Joint positions along trajectory with shape (N, DOF).

success: bool | Tensor = False

Whether planning succeeded.

velocities: Tensor | None = None

Joint velocities along trajectory with shape (N, DOF).

xpos_list: Tensor | None = None

End-effector poses along trajectory with shape (N, 4, 4).

class embodichain.lab.sim.planners.PlanState

Bases: object

Data class representing the state for a motion plan.

Methods:

__init__([move_type, move_part, xpos, qpos, ...])

Attributes:

is_open	For MoveType.TOOL, indicates whether to open (True) or close (False) the tool.
is_world_coordinate	True if the target pose is in world coordinates, False if relative to the current pose.
move_part	Robot part that should move.
move_type	Type of movement used by the plan.
pause_seconds	Duration of a pause when move_type is MoveType.PAUSE.
qacc	Target joint accelerations for MoveType.JOINT_MOVE with shape (DOF,).
qpos	Target joint angles for MoveType.JOINT_MOVE with shape (DOF,).
qvel	Target joint velocities for MoveType.JOINT_MOVE with shape (DOF,).
xpos	Target TCP pose (4x4 matrix) for MoveType.EEF_MOVE.

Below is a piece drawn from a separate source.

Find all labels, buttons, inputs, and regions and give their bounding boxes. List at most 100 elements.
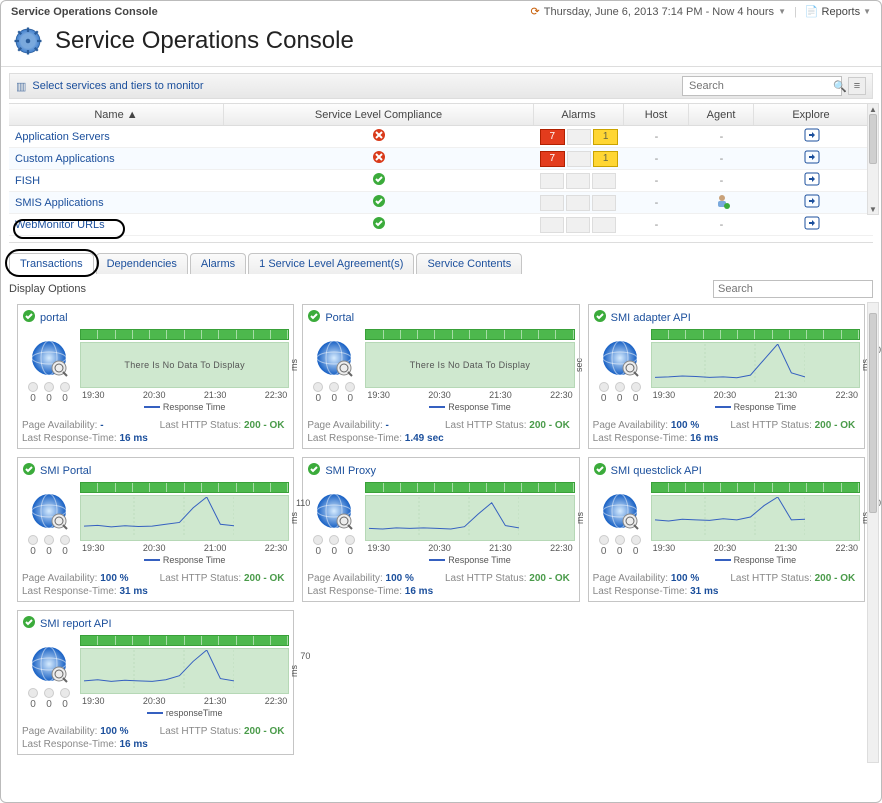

__init__(move_type=MoveType.JOINT_MOVE, move_part=MovePart.LEFT, xpos=None, qpos=None, qvel=None, qacc=None, is_open=True, is_world_coordinate=True, pause_seconds=0.0)

is_open: bool = True

For MoveType.TOOL, indicates whether to open (True) or close (False) the tool.

is_world_coordinate: bool = True

True if the target pose is in world coordinates, False if relative to the current pose.

move_part: MovePart = 0

Robot part that should move.

move_type: MoveType = 2

Type of movement used by the plan.

pause_seconds: float = 0.0

Duration of a pause when move_type is MoveType.PAUSE.

qacc: Tensor | None = None

Target joint accelerations for MoveType.JOINT_MOVE with shape (DOF,).

qpos: Tensor | None = None

Target joint angles for MoveType.JOINT_MOVE with shape (DOF,).

qvel: Tensor | None = None

Target joint velocities for MoveType.JOINT_MOVE with shape (DOF,).

xpos: Tensor | None = None

Target TCP pose (4x4 matrix) for MoveType.EEF_MOVE.